Наденька улыбнулась и прошла мимо. Да, она гордилась Петром, понимала теперь, что его увлечение полетами не было ни прихотью, ни чудачеством, а подлинным призванием.
Но как боялась она за него, каким ледяным дыханием обдавало ее, когда часто (боже, как часто!) провожали летчики своих товарищей в последний путь!
«И Петюшу так могут…» — шептали ее губы.
Наденька, вся трепеща, прогоняла прочь эту страшную, ненавистную мысль, но она возвращалась снова и снова. У Наденьки начинала нестерпимо болеть голова, все тело холодело, и стучали зубы от озноба. Кто знает, как нелегко быть женою авиатора!
Казалось бы, пора привыкнуть, втянуться в опасную и тревожную жизнь, не терзаться страхом от каждого стука двери, от всякого посвиста ветра. Усилием воли Наденька заставляла себя поверить во вздорность своих страхов.
Но как бы ни была спокойна и безмятежна ее душа, где-то глубоко-глубоко таилось постоянное ожиданье чего-то тяжелого.
Иной раз она просыпалась ночью, будила мужа и говорила, замирая от страха:
— Стучат, Петюша!
Он чмокал губами и, ответив: «Тебе приснилось. Никто не стучит», — засыпал снова. А она не спала, прислушивалась с какой-то болезненной надеждой на чудо, которое не пустит в их дом несчастья…

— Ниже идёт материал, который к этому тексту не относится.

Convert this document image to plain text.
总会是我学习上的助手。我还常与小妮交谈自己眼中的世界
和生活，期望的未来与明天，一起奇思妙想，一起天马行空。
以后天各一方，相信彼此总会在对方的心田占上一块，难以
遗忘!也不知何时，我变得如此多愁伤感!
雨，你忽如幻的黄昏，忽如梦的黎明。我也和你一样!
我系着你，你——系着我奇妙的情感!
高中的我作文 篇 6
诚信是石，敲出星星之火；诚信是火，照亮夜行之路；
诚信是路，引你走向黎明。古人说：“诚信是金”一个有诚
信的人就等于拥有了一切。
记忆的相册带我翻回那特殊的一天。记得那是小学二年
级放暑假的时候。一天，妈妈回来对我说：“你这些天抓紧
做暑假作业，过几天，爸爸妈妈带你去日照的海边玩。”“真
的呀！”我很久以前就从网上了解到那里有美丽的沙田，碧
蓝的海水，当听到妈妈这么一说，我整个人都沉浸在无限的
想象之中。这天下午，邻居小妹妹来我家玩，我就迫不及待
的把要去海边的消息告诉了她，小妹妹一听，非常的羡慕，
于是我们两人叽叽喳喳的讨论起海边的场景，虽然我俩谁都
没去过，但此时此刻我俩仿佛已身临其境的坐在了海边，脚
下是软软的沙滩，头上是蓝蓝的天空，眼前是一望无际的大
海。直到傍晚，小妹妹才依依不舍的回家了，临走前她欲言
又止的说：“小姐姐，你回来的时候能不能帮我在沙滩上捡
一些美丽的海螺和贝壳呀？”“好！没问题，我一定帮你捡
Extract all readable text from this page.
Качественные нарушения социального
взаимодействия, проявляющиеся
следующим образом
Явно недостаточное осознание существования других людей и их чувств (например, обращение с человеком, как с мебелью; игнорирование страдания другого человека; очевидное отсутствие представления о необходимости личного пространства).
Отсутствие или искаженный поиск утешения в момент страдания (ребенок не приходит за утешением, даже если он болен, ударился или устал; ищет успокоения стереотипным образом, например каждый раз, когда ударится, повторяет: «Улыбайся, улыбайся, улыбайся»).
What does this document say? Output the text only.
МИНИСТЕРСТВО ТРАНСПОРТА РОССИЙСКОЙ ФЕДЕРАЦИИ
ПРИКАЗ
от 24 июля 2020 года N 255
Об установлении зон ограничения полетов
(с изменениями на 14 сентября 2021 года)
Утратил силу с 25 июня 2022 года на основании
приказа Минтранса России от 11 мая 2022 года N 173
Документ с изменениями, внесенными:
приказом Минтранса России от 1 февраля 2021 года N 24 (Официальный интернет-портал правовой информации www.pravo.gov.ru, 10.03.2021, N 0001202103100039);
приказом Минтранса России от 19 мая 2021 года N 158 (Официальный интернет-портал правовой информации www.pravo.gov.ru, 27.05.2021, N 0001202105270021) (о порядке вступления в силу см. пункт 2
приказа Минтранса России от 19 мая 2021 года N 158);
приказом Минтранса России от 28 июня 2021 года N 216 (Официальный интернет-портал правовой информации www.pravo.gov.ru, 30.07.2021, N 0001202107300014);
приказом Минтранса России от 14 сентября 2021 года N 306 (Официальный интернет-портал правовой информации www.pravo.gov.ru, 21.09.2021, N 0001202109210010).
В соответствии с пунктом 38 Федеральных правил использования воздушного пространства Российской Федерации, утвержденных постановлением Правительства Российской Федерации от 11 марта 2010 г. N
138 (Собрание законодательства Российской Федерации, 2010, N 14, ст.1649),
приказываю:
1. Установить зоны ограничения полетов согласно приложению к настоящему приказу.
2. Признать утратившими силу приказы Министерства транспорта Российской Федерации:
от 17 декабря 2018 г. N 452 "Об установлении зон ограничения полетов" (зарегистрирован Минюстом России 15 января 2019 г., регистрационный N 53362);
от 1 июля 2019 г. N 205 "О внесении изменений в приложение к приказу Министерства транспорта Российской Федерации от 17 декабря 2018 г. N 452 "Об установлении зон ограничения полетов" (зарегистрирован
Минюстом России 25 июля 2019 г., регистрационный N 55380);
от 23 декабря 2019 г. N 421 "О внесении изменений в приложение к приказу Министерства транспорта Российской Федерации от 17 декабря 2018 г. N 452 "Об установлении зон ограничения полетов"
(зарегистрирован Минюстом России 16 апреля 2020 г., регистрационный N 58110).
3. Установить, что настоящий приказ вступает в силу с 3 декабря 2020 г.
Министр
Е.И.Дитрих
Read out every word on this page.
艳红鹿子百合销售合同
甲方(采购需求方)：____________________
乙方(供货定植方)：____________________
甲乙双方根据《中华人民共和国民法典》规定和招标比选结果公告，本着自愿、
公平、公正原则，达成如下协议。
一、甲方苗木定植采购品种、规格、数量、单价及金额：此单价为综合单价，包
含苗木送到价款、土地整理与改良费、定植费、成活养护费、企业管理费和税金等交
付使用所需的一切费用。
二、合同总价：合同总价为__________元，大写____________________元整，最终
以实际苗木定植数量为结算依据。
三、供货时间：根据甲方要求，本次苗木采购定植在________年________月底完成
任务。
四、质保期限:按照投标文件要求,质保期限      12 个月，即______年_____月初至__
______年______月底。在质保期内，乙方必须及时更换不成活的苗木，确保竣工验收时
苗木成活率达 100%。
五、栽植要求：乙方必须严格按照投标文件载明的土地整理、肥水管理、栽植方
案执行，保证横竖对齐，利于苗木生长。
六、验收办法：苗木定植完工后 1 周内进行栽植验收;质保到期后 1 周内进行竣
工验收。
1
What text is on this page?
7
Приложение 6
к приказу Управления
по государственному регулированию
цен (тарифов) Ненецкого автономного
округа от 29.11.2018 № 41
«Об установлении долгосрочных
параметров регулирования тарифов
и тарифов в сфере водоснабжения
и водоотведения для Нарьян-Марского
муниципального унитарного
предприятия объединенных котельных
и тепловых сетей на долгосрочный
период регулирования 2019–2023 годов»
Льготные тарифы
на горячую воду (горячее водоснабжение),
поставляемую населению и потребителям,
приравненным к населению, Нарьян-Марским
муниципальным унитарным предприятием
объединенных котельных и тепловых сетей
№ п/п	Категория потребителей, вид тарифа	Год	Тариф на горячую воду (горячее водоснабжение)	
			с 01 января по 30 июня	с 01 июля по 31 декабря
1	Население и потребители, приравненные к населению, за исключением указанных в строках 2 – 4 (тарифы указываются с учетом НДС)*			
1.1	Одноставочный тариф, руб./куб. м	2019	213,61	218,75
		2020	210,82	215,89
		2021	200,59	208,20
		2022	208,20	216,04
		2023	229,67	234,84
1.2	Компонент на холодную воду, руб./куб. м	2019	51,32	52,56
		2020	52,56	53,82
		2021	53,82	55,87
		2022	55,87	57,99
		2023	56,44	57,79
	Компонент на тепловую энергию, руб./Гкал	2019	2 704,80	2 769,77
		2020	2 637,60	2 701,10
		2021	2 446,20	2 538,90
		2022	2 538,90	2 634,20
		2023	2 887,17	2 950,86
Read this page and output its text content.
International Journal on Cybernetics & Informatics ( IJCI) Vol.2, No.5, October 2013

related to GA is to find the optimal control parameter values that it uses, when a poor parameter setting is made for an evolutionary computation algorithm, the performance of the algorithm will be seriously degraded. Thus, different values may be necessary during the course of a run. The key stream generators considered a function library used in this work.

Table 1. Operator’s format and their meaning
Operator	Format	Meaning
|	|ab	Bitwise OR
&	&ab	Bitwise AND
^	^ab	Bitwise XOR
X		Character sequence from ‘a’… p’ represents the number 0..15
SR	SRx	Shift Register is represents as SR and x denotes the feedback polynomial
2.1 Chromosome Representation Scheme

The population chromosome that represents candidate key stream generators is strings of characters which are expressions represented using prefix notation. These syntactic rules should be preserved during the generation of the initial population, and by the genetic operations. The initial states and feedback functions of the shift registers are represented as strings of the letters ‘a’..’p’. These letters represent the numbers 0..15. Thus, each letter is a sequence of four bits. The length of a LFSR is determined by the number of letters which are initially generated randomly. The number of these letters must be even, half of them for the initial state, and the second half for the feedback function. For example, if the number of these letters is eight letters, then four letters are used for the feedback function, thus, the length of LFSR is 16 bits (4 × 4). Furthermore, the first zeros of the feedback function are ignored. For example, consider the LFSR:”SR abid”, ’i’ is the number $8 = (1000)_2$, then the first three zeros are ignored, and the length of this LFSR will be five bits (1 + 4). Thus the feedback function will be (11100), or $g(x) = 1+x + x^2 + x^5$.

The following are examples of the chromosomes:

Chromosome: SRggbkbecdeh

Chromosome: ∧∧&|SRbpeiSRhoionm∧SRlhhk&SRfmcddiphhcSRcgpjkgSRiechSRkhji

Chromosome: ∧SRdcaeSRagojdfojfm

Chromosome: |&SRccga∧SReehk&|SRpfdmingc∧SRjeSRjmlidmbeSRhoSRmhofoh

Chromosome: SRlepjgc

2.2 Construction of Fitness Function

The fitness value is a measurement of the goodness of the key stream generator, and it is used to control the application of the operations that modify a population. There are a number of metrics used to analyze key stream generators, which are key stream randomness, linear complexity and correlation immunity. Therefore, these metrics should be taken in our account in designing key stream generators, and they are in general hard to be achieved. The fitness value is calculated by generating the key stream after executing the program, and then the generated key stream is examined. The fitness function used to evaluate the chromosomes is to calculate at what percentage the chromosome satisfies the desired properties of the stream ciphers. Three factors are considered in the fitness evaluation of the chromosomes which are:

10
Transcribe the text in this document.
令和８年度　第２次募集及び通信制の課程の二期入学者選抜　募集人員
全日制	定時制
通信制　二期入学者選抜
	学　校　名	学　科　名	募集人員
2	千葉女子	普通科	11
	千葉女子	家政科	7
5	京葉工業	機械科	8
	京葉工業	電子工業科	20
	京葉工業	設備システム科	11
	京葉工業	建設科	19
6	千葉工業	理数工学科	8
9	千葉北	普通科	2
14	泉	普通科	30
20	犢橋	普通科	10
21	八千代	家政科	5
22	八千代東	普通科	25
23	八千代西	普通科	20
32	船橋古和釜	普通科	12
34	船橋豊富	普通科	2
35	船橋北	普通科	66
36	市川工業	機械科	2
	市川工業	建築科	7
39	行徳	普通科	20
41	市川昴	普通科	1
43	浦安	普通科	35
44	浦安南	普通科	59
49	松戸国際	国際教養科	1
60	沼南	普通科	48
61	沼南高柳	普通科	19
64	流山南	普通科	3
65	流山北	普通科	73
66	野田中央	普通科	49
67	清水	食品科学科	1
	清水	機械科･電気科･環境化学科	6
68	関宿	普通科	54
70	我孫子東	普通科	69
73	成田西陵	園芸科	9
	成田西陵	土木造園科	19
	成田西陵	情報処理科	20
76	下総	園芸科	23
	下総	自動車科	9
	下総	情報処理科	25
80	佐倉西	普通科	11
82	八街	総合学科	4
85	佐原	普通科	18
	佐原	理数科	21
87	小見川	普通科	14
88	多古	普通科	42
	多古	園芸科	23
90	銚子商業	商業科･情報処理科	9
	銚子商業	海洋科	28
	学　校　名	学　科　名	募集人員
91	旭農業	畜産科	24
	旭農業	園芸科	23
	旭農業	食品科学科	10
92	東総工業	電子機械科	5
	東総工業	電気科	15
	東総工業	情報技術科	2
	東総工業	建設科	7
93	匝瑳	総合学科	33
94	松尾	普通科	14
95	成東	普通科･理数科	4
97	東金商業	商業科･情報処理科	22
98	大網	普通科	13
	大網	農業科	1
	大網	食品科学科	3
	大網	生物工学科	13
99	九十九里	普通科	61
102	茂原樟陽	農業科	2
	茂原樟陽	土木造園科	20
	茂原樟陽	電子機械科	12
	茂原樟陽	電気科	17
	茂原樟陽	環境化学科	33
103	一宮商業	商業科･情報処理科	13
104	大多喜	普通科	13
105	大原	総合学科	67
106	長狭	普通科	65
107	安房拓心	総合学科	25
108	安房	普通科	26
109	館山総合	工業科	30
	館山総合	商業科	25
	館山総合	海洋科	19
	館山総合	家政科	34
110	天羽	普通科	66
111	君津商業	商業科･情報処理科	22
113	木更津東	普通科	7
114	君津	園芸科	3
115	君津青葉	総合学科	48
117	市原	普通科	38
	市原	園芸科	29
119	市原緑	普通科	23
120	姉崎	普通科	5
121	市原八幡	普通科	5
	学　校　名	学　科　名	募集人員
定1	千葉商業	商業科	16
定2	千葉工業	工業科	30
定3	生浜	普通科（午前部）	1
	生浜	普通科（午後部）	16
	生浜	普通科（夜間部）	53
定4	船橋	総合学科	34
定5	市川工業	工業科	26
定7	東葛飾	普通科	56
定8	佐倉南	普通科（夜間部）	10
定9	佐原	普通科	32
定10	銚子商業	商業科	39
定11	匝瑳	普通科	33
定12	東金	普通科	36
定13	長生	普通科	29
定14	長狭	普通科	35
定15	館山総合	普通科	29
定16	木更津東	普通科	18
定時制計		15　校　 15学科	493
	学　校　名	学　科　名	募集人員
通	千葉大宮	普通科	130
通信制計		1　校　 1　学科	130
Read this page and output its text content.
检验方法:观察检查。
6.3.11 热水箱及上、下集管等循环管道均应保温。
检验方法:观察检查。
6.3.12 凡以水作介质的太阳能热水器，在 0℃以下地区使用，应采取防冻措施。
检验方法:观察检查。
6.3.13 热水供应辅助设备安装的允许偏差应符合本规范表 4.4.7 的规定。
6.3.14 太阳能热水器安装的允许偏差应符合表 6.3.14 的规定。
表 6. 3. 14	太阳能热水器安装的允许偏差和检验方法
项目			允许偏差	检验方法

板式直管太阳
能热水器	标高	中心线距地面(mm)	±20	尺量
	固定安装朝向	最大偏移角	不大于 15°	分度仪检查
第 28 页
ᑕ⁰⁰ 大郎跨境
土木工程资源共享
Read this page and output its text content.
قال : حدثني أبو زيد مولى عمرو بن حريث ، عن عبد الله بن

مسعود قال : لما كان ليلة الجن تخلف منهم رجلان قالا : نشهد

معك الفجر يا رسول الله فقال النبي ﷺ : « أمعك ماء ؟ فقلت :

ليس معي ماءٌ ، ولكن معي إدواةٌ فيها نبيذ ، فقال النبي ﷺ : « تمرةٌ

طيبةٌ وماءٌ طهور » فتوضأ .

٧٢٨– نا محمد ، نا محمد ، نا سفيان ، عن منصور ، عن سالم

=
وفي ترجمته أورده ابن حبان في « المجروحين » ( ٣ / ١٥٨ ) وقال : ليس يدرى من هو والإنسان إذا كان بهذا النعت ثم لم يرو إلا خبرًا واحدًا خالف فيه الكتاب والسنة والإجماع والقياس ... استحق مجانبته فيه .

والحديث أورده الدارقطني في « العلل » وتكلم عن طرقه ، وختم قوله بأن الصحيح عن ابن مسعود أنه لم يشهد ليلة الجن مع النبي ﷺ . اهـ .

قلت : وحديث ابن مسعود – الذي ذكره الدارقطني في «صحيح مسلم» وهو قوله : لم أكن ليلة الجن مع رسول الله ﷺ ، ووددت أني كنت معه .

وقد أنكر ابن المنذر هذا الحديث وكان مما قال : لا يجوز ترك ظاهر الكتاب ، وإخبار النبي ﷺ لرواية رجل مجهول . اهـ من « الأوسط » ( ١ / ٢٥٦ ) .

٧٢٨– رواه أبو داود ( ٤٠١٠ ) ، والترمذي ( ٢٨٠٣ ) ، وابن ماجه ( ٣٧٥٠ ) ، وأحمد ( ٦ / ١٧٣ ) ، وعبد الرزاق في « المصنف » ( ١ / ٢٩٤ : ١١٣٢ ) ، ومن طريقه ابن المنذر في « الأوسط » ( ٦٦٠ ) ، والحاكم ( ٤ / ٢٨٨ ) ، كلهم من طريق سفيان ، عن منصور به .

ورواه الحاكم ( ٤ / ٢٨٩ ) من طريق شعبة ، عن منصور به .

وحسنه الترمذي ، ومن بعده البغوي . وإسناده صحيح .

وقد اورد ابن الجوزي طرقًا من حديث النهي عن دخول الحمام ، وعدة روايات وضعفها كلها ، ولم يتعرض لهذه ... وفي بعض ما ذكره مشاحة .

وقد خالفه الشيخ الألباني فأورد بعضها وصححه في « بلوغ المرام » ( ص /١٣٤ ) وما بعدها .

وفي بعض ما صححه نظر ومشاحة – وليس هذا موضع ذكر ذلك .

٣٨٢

И самое трудное — надо таить в себе эти страхи, бороться с ними одной, молча, стиснув зубы: не дай бог, если узнает о них Петр!
Наденька вспомнила слова Маргариты Викторовны: «Петюша верит в нас с тобой. И если мы зароним в его сердце сомнение, погубим его!»
Теперь, слушая Петра, Наденька и гордилась им, и не одобряла его стремленья совершить мертвую петлю. Это были два страшных слова, которые леденили губы, когда их шепотом произносила Наденька. «Стоякин прав, — думала она, — Петюшка слишком далеко забегает вперед. Таким он был в детских играх, таким он остался и сейчас…»
— Господа! — вмешался в спор Передков. — Я прочитал сегодня в «Русском слове» любопытное заявление великого князя Александра Михайловича. Мне кажется, оно имеет отношение к нашему разговору.